I have a unique perspective, maybe it’s from my mom telling me I was great so much, but most of the time I think I’m am just that…pretty great.

The pendulum swings and I think I’m awful.

I am never on time. I have so many thoughts at once that most of them don’t come out nearly as coherent as they sound in my head, and I tend to be the angry mom more than I care to share. Enter, doubt, despair, shame.

Which of these do you struggle with more?

Which of these plagues you in your darkest moments? Love of self or hate of self?

Both are destructive. Both revolve around me, my ideas, my concept of who I am, my perceptions and intuition, insight and discernment.

God through the pen of the Apostle Paul proposes we see ourselves differently than the standard pendulum swing. Galatians 2:19-21 speaks truth. Find out more about recognizing and addressing the pendulum swing of self in today’s Chasing Freedom podcast.

Freedom in Identity in Christ alone.

Dropping the yoke of self love and self hate.

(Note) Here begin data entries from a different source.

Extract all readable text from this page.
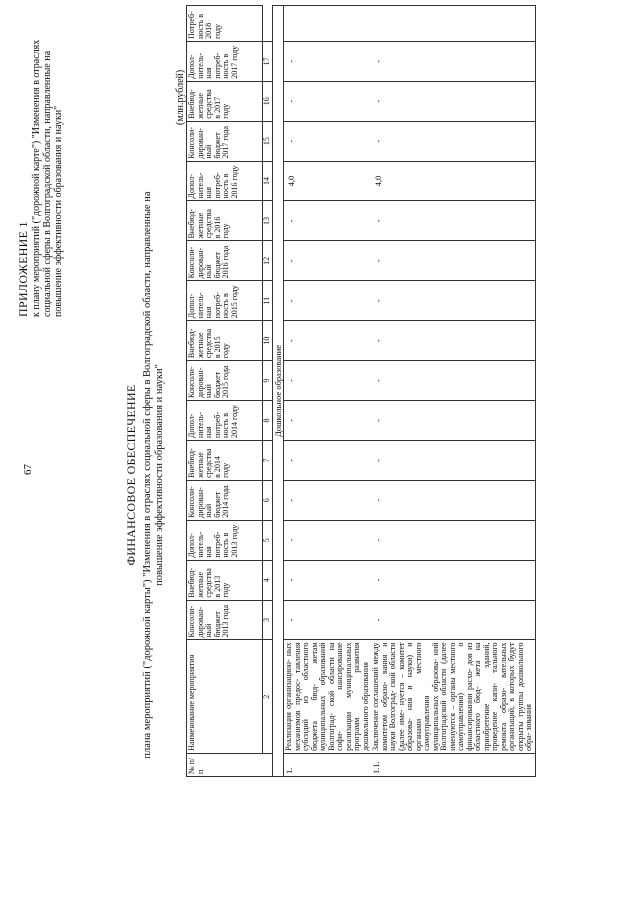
67
ПРИЛОЖЕНИЕ 1 к плану мероприятий ("дорожной карте") "Изменения в отраслях социальной сферы в Волгоградской области, направленные на повышение эффективности образования и науки"
ФИНАНСОВОЕ ОБЕСПЕЧЕНИЕ плана мероприятий ("дорожной карты") "Изменения в отраслях социальной сферы в Волгоградской области, направленные на повышение эффективности образования и науки"
(млн.рублей)
№ п/п	Наименование мероприятия	Консоли- дирован- ный бюджет 2013 года	Внебюд- жетные средства в 2013 году	Допол- нитель- ная потреб- ность в 2013 году	Консоли- дирован- ный бюджет 2014 года	Внебюд- жетные средства в 2014 году	Допол- нитель- ная потреб- ность в 2014 году	Консоли- дирован- ный бюджет 2015 года	Внебюд- жетные средства в 2015 году	Допол- нитель- ная потреб- ность в 2015 году	Консоли- дирован- ный бюджет 2016 года	Внебюд- жетные средства в 2016 году	Допол- нитель- ная потреб- ность в 2016 году	Консоли- дирован- ный бюджет 2017 года	Внебюд- жетные средства в 2017 году	Допол- нитель- ная потреб- ность в 2017 году	Потреб- ность в 2018 году
	2	3	4	5	6	7	8	9	10	11	12	13	14	15	16	17
Дошкольное образование																	
1.	Реализация организацион- ных механизмов предос- тавления субсидий из областного бюджета бюд- жетам муниципальных образований Волгоград- ской области на софи- нансирование реализации муниципальных программ развития дошкольного образования	-	-	-	-	-	-	-	-	-	-	-	4,0	-	-	-	
1.1.	Заключение соглашений между комитетом образо- вания и науки Волгоград- ской области (далее име- нуется – комитет образова- ния и науки) и органами местного самоуправления муниципальных образова- ний Волгоградской области (далее именуются – органы местного самоуправления) о финансировании расхо- дов из областного бюд- жета на приобретение зданий, проведение капи- тального ремонта образо- вательных организаций, в которых будут открыты группы дошкольного обра- зования	-	-	-	-	-	-	-	-	-	-	-	4,0	-	-	-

In case you missed it, here is this week’s video study archive –

This Imperfectly Perfect Life Together

 

2 thoughts on “”

  1. Boy, is this me in a nutshell. I seem to have so many things I want to express to people and in my prayerlife, but too many things take over and when I speak or express myself, I feel that I’ve jumbled too many of my thoughts, concerns and events together and it must sound like a muddled mess to my listener. And during my prayers I find my mind trying to tell God too many things at once.I guess my pendulum swings too wide and I realize the perfect conversation I wanted to express hasn’t come out as clearly as I wanted or planned. But thankfully our wonderful God knows how to sort our words and feelings.I pray that my listeners can do the same. But being perfect in thought, word and deed are not a requirement for God’s gift of salvation, so I can rejoice in that in my lack of clarity.